I am trying to understand the ShellSort code in K&R book at page 62. But there is one part i am not sure of.
So here is the original code from the book:
void shellsort(int* v, int n) {
int gap, i, j, temp;
for (gap = n / 2; gap > 0; gap /= 2) {
for (i = gap; i < n; i++) {
for (j = i - gap; j >= 0 && v[j] > v[j + gap]; j -= gap) {
temp = v[j];
v[j] = v[j + gap];
v[j + gap] = temp;
}
}
}
}
And i am trying to understand why there is third loop. It could be only if couldnt it?
Here is changed version of code (the one that i think could work as well):
void shellsort(int* v, int n) {
int gap, i, j, temp;
for (gap = n / 2; gap > 0; gap /= 2) {
for (i = gap; i < n; i++) {
j = i - gap;
if (v[j] > v[j + gap]) {
temp = v[j];
v[j] = v[j + gap];
v[j + gap] = temp;
}
}
}
}
And when i run the code, and it outputs the same thing as the first code:
Output:
12345679
But surely there is some reason using for
there. And i am not able to find what reason that is. So i thought someone can clear this out?

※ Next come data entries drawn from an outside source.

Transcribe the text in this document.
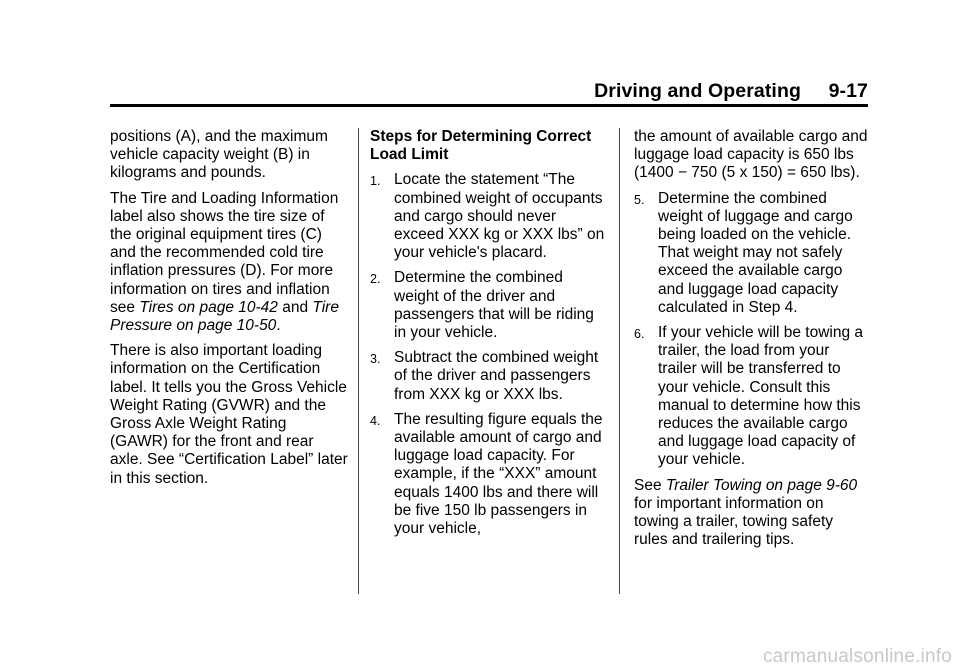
Driving and Operating 9-17

positions (A), and the maximum vehicle capacity weight (B) in kilograms and pounds.

The Tire and Loading Information label also shows the tire size of the original equipment tires (C) and the recommended cold tire inflation pressures (D). For more information on tires and inflation see Tires on page 10-42 and Tire Pressure on page 10-50.

There is also important loading information on the Certification label. It tells you the Gross Vehicle Weight Rating (GVWR) and the Gross Axle Weight Rating (GAWR) for the front and rear axle. See “Certification Label” later in this section.

Steps for Determining Correct Load Limit

1. Locate the statement “The combined weight of occupants and cargo should never exceed XXX kg or XXX lbs” on your vehicle's placard.
2. Determine the combined weight of the driver and passengers that will be riding in your vehicle.
3. Subtract the combined weight of the driver and passengers from XXX kg or XXX lbs.
4. The resulting figure equals the available amount of cargo and luggage load capacity. For example, if the “XXX” amount equals 1400 lbs and there will be five 150 lb passengers in your vehicle,

the amount of available cargo and luggage load capacity is 650 lbs (1400 − 750 (5 x 150) = 650 lbs).

5. Determine the combined weight of luggage and cargo being loaded on the vehicle. That weight may not safely exceed the available cargo and luggage load capacity calculated in Step 4.
6. If your vehicle will be towing a trailer, the load from your trailer will be transferred to your vehicle. Consult this manual to determine how this reduces the available cargo and luggage load capacity of your vehicle.

See Trailer Towing on page 9-60 for important information on towing a trailer, towing safety rules and trailering tips.

carmanualsonline.info
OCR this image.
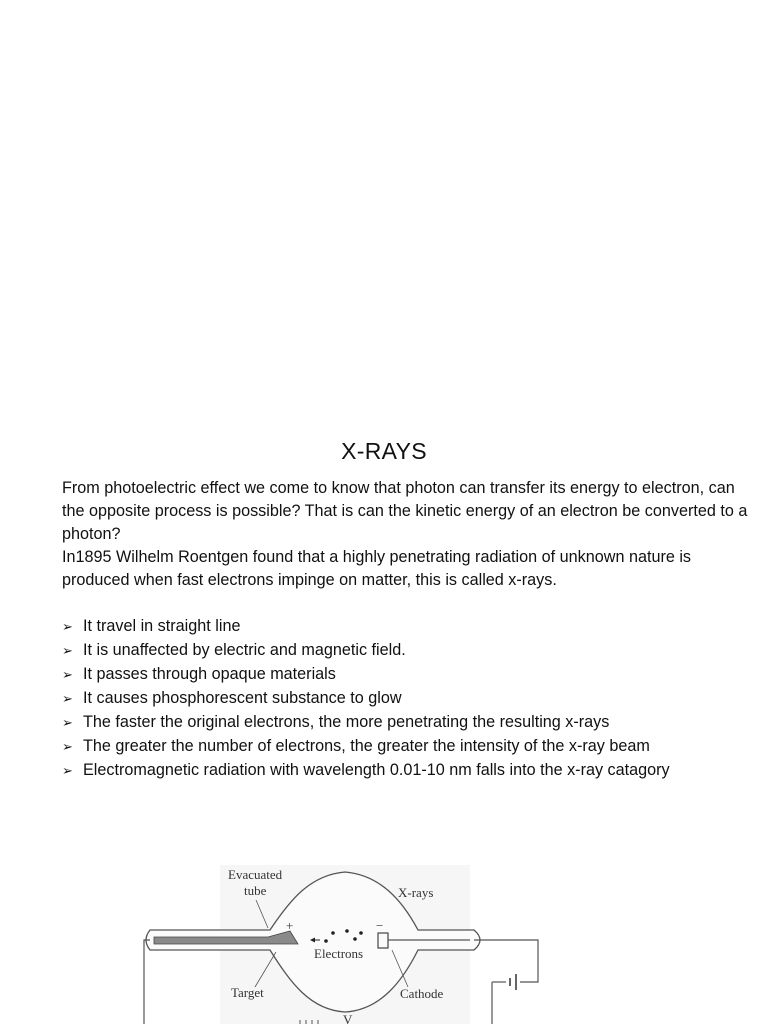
X-RAYS
From photoelectric effect we come to know that photon can transfer its energy to electron, can the opposite process is possible? That is can the kinetic energy of an electron be converted to a photon?
In1895 Wilhelm Roentgen found that a highly penetrating radiation of unknown nature is produced when fast electrons impinge on matter, this is called x-rays.
➢ It travel in straight line
➢ It is unaffected by electric and magnetic field.
➢ It passes through opaque materials
➢ It causes phosphorescent substance to glow
➢ The faster the original electrons, the more penetrating the resulting x-rays
➢ The greater the number of electrons, the greater the intensity of the x-ray beam
➢ Electromagnetic radiation with wavelength 0.01-10 nm falls into the x-ray catagory
Evacuated
tube	X-rays
Electrons
Target	Cathode
V
+	−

You might get a better feeling for what's going on if you trace what the algorithm does. Here is a version of your program with some extra print statements:
void shellsort(int* v, int n) {
int gap, i, j, temp;
for (gap = n / 2; gap > 0; gap /= 2) {
printf("enter outer loop with gap = %d\n", gap);
for (i = gap; i < n; i++) {
printf("- enter second loop with i = %d\n", i);
for (j = i - gap; j >= 0 && v[j] > v[j + gap]; j -= gap) {
temp = v[j];
v[j] = v[j + gap];
v[j + gap] = temp;
}
printf("- after innermost loop:");
print_array(v, n);
}
}
}
(I omitted the definition of print_array
.)
Calling this with an array { 5, 4, 3, 2, 1 }
, as a commenter suggested, gives this output:
5 4 3 2 1
enter outer loop with gap = 2
- enter second loop with i = 2
- after innermost loop: 3 4 5 2 1
- enter second loop with i = 3
- after innermost loop: 3 2 5 4 1
- enter second loop with i = 4
- after innermost loop: 1 2 3 4 5
enter outer loop with gap = 1
- enter second loop with i = 1
- after innermost loop: 1 2 3 4 5
- enter second loop with i = 2
- after innermost loop: 1 2 3 4 5
- enter second loop with i = 3
- after innermost loop: 1 2 3 4 5
- enter second loop with i = 4
- after innermost loop: 1 2 3 4 5
1 2 3 4 5
But here is what happens if I use your code, using just an if
instead of the innermost for
loop:
5 4 3 2 1
enter outer loop with gap = 2
- enter second loop with i = 2
- after swap: 3 4 5 2 1
- enter second loop with i = 3
- after swap: 3 2 5 4 1
- enter second loop with i = 4
- after swap: 3 2 1 4 5
enter outer loop with gap = 1
- enter second loop with i = 1
- after swap: 2 3 1 4 5
- enter second loop with i = 2
- after swap: 2 1 3 4 5
- enter second loop with i = 3
- after swap: 2 1 3 4 5
- enter second loop with i = 4
- after swap: 2 1 3 4 5
2 1 3 4 5
The result is incorrect because the 1
is not propagated to the beginning of the array. This is due to the missing inner loop. In the original version, at gap = 2
and i = 4
, the program compares 5
and 1
and swaps them; then compares 3
and 1
and swaps them as well to ensure that these three elements (1
, 3
, 5
) are in the correct relative order. Without the inner loop, this second swap is not done. There would be a chance to repair this in the iteration with gap = 1
, but again 1
is only swapped with one element (3
) but not swapped with 2
.
Or, for a shorter but more obscure answer: Shell sort performs a loop for various "gap sizes" over a variant of insertion sort. If you know insertion sort, you know that it consists of two nested loops. If you remove the innermost loop, you break the inner insertion sort.
Finally, in your example that just worked, you simply got unlucky: If the input is (mostly) sorted, even broken sorting algorithms can appear to work. These things are hard to test.